This article ("Crude Awakening," June 8) reveals yet another reason for electing environmentalist Noreen Evans as the 5th District supervisor. She would be more able to stand up to Big Oil and its damage to the environment, including the climate, as well as to Big Wine. It is our habitat that provides jobs, not the corporations that rape nature.
With a weak coastal commission and a big-business-dominated Sonoma County Board of Supervisors, Noreen Evans will help effectively push back Big Oil and Big Wine and Big Real Estate. Take back our coast and save our environment.
Congratulations to Noreen Evans for holding her own against the big-money gravel, farming and wine interests. Now she must publicize the disconnect between Lynda Hopkins' PR and her support. Between now and November, Hopkins should own up to who her financial backers are and whether she endorses their political stance. I'm assuming that they aren't supporting her because she digs carrots.
About the two young adults at Stanford University who got drunk: one became unconscious and the other became a predator, half-human/half-animal. In this case, it is too late to point to the famous alcoholic author of Dr. Jekyll and Mr. Hyde. He exemplified schizophrenia. Dr. Jekyll did not know Mr. Hyde. Alcohol can do that. So, along with punishing the boy, and/or the girl, point the finger at demon alcohol. Lets get people to drink responsibly or not at all.

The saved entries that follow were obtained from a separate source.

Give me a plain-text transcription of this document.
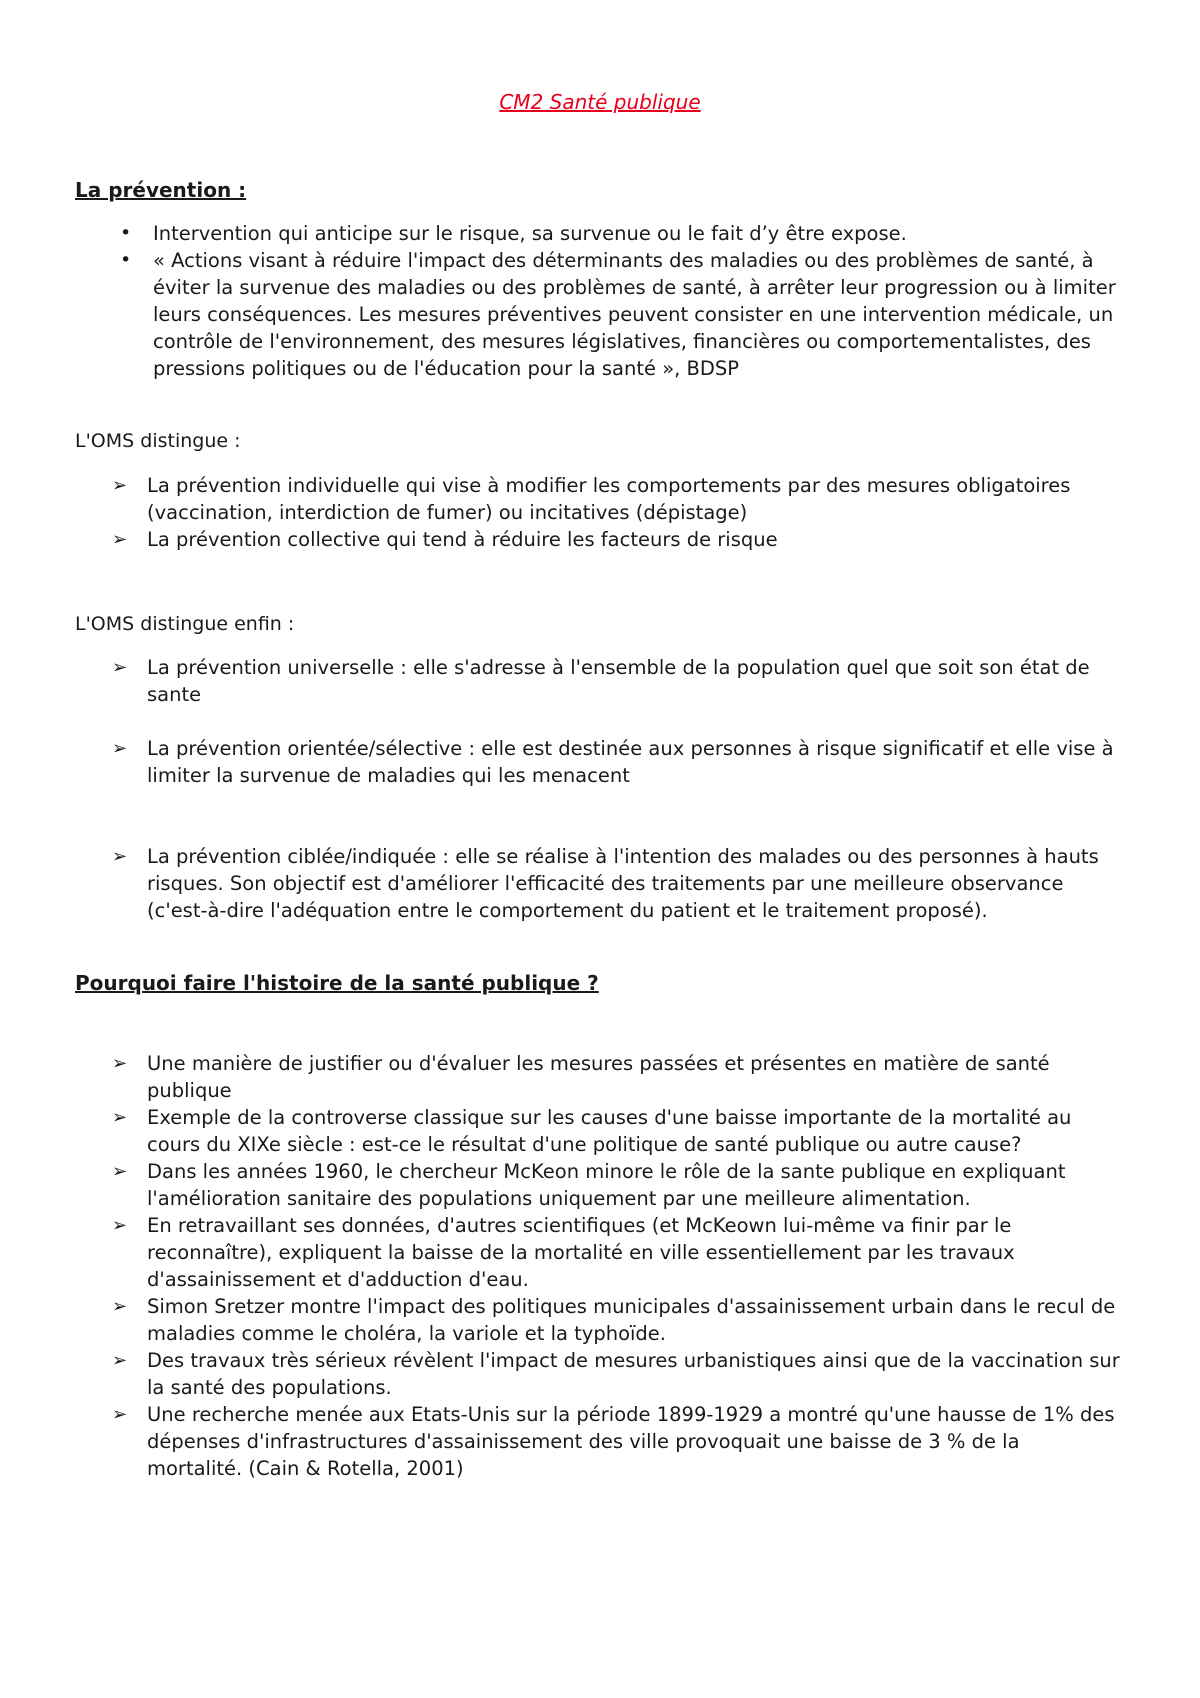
CM2 Santé publique
La prévention :
• Intervention qui anticipe sur le risque, sa survenue ou le fait d’y être expose.
• « Actions visant à réduire l'impact des déterminants des maladies ou des problèmes de santé, à éviter la survenue des maladies ou des problèmes de santé, à arrêter leur progression ou à limiter leurs conséquences. Les mesures préventives peuvent consister en une intervention médicale, un contrôle de l'environnement, des mesures législatives, financières ou comportementalistes, des pressions politiques ou de l'éducation pour la santé », BDSP

L'OMS distingue :

➢ La prévention individuelle qui vise à modifier les comportements par des mesures obligatoires (vaccination, interdiction de fumer) ou incitatives (dépistage)
➢ La prévention collective qui tend à réduire les facteurs de risque

L'OMS distingue enfin :

➢ La prévention universelle : elle s'adresse à l'ensemble de la population quel que soit son état de sante
➢ La prévention orientée/sélective : elle est destinée aux personnes à risque significatif et elle vise à limiter la survenue de maladies qui les menacent
➢ La prévention ciblée/indiquée : elle se réalise à l'intention des malades ou des personnes à hauts risques. Son objectif est d'améliorer l'efficacité des traitements par une meilleure observance (c'est-à-dire l'adéquation entre le comportement du patient et le traitement proposé).
Pourquoi faire l'histoire de la santé publique ?
➢ Une manière de justifier ou d'évaluer les mesures passées et présentes en matière de santé publique
➢ Exemple de la controverse classique sur les causes d'une baisse importante de la mortalité au cours du XIXe siècle : est-ce le résultat d'une politique de santé publique ou autre cause?
➢ Dans les années 1960, le chercheur McKeon minore le rôle de la sante publique en expliquant l'amélioration sanitaire des populations uniquement par une meilleure alimentation.
➢ En retravaillant ses données, d'autres scientifiques (et McKeown lui-même va finir par le reconnaître), expliquent la baisse de la mortalité en ville essentiellement par les travaux d'assainissement et d'adduction d'eau.
➢ Simon Sretzer montre l'impact des politiques municipales d'assainissement urbain dans le recul de maladies comme le choléra, la variole et la typhoïde.
➢ Des travaux très sérieux révèlent l'impact de mesures urbanistiques ainsi que de la vaccination sur la santé des populations.
➢ Une recherche menée aux Etats-Unis sur la période 1899-1929 a montré qu'une hausse de 1% des dépenses d'infrastructures d'assainissement des ville provoquait une baisse de 3 % de la mortalité. (Cain & Rotella, 2001)
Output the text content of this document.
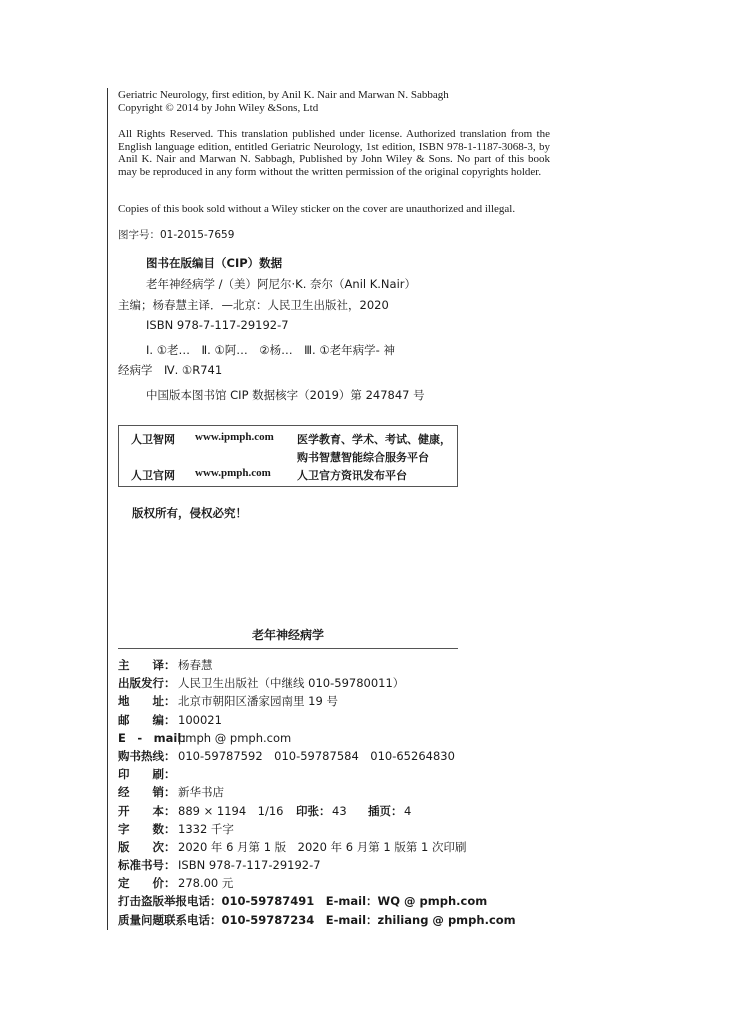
Geriatric Neurology, first edition, by Anil K. Nair and Marwan N. Sabbagh

Copyright © 2014 by John Wiley &Sons, Ltd

All Rights Reserved. This translation published under license. Authorized translation from the English language edition, entitled Geriatric Neurology, 1st edition, ISBN 978-1-1187-3068-3, by Anil K. Nair and Marwan N. Sabbagh, Published by John Wiley & Sons. No part of this book may be reproduced in any form without the written permission of the original copyrights holder.

Copies of this book sold without a Wiley sticker on the cover are unauthorized and illegal.

图字号：01-2015-7659

图书在版编目（CIP）数据
老年神经病学 /（美）阿尼尔·K. 奈尔（Anil K.Nair）
主编；杨春慧主译．—北京：人民卫生出版社，2020
ISBN 978-7-117-29192-7
Ⅰ. ①老…　Ⅱ. ①阿…　②杨…　Ⅲ. ①老年病学- 神
经病学　Ⅳ. ①R741
中国版本图书馆 CIP 数据核字（2019）第 247847 号
人卫智网 www.ipmph.com 医学教育、学术、考试、健康，
购书智慧智能综合服务平台
人卫官网 www.pmph.com 人卫官方资讯发布平台
版权所有，侵权必究！
老年神经病学
主　　译： 杨春慧
出版发行： 人民卫生出版社（中继线 010-59780011）
地　　址： 北京市朝阳区潘家园南里 19 号
邮　　编： 100021
E　-　mail：
pmph @ pmph.com
购书热线： 010-59787592　010-59787584　010-65264830
印　　刷：
经　　销： 新华书店
开　　本： 889 × 1194　1/16 印张： 43 插页： 4
字　　数： 1332 千字
版　　次： 2020 年 6 月第 1 版　2020 年 6 月第 1 版第 1 次印刷
标准书号： ISBN 978-7-117-29192-7
定　　价： 278.00 元
打击盗版举报电话：010-59787491　E-mail：WQ @ pmph.com
质量问题联系电话：010-59787234　E-mail：zhiliang @ pmph.com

Thank you for Tom Gogola's important article on the treatment of inmates at our county jail, who are suffering from drug addiction and/or mental illness ("Silent Treatment," May 25). Also, thank you for his follow-up article "Life Behind Bars" (Debriefer, June 1).
Regretfully, neither Mr. Gogola nor any letters from readers mention any preventative measures to help people before they become drug abusers or develop a history of acting out. I've lived mostly in this county since I was a psychology student at SSU in 1976. I work as a self-employed masseuse and professional sex-surrogate partner. I have always offered discounts and free consultations.
I have proposed for decades that all licensed mental-health professionals be given a small tax incentive to donate a few hours weekly to our county, so as to provide free services to the public. There's an old saying: "An ounce of prevention is worth a pound of cure." Think of the monetary advantages for all of our social/mental-health-improvement programs.